Hailed by critics as daring and original, Beasts of the Southern Wild is more like a collage of influences. Director Benh Zeitlin filters an obvious love of Southern literature (a little Twain here, a little Faulkner there) through a narrative and visual style indebted to Terrence Malick. As an Alabama native, currently working on a book on Malick, I assumed that I would love this film. Yet, for the bulk of its running time, I found Beasts of the Southern Wild tough going. Zeitlin’s Louisiana is a place of woozy mythology, not of concrete people, and this tendency renders his characters puzzling at best, inscrutable at worst. Instead of admiring the noble poverty of the inhabitants of the “Bathtub” — a village literally sinking into the brackish waters of the bayou — I found myself distracted by mundane questions: do they have jobs? how are they getting gas in their ramshackle trailers? where does all that beer come from? That Zeitlin seems uninterested in such issues suggests a strong commitment to his aesthetic, albeit one that comes at the viewer’s expense.

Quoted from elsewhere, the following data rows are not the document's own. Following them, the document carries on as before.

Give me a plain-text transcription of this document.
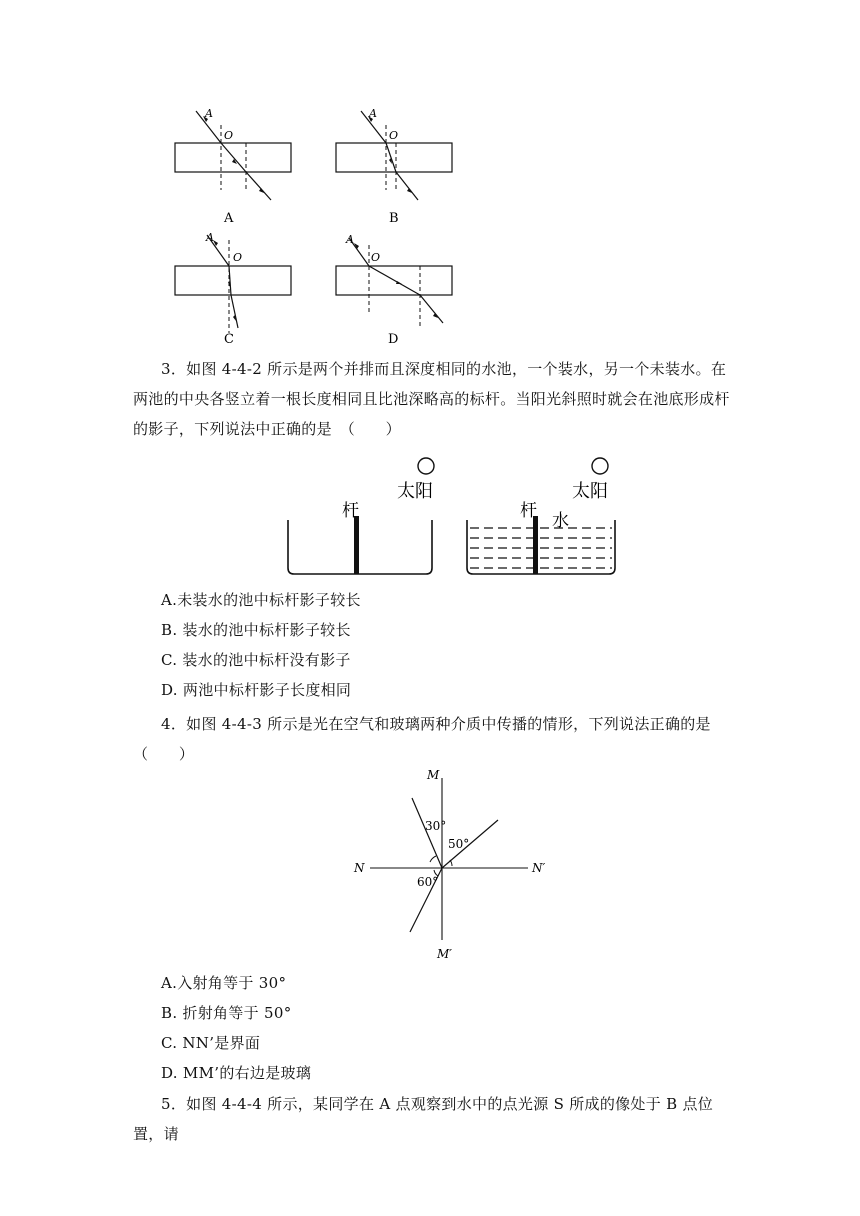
A
O
A
A
O
B
A
O
C
A
O
D
3．如图 4-4-2 所示是两个并排而且深度相同的水池，一个装水，另一个未装水。在两池的中央各竖立着一根长度相同且比池深略高的标杆。当阳光斜照时就会在池底形成杆的影子，下列说法中正确的是　（　　）
杆
太阳
杆 水
太阳
A.未装水的池中标杆影子较长
B. 装水的池中标杆影子较长
C. 装水的池中标杆没有影子
D. 两池中标杆影子长度相同
4．如图 4-4-3 所示是光在空气和玻璃两种介质中传播的情形，下列说法正确的是（　　）
M
M′
N	N′
30°
50°
60°
A.入射角等于 30°
B. 折射角等于 50°
C. NN’是界面
D. MM’的右边是玻璃
5．如图 4-4-4 所示，某同学在 A 点观察到水中的点光源 S 所成的像处于 B 点位置，请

Nevertheless, during its last half-hour, Beasts of the Southern Wild crystallizes its narrative and, in the process, casts its allegorical themes into sharper relief. At the center of the action is Hushpuppy (Quvenzhané Wallis, in a performance that garnered her an Oscar nomination), a five-year-old girl, who braves the hazards of life in the Bathtub with her father, Wink (Dwight Henry). Oscillating between booze-fueled ferocity and tenderhearted concern, Wink is burdened with a secret: he is dying of an unnamed disease. Indeed, everything around him is dying: residents are fleeing the Bathtub in the face of rising sea-levels, and an entire way of life is in peril. But this is, as the film makes clear, a Darwinian world. The living replace the dying; the strong replace the weak. Just as, in ancient days, great beasts dominated the earth, so might they do so again in an era of climate change. Zeitlin is not afraid to make this more than a metaphor: a herd of mighty aurochs (imagined as immense feral pigs) have been released from melting ice caps, and they loom in the background of the story — an ultimate menace on top of the host of others bearing down on the bayou. In such an environment, Wink is determined to toughen up Hushpuppy. He calls her “man” and “boss,” and he demands that she eat with her bare hands. She is a wild child, fit for a wild world. Only in this way can she survive.
But Zeitlin does not want to end on this note. For, amid such brutality, something strange and unique emerges: the profound bond between father and daughter. It is here that Beasts of the Southern Wild touches on Christian theology. For Zeitlin, as for Christian thought, the world cannot be reduced to the barbarity of nature. There is something else, something more, in the relation between Hushpuppy and Wink. This is love — a love that not only distinguishes them from the wild, but elevates them above it. Zeitlin illuminates this point in the film’s climactic scene.
As the aurochs barrel toward the Bathtub, threatening her bedridden father, Hushpuppy stands before them, unwilling to let them pass. That the beasts relent is a victory, not over the limitations of nature (Wink does, eventually, die), but over its savagery, its inhumanity. As Hushpuppy’s closing narration implies, love is the legacy of human beings. It is the thing that bestows human identity, the thing that conquers the beasts around us.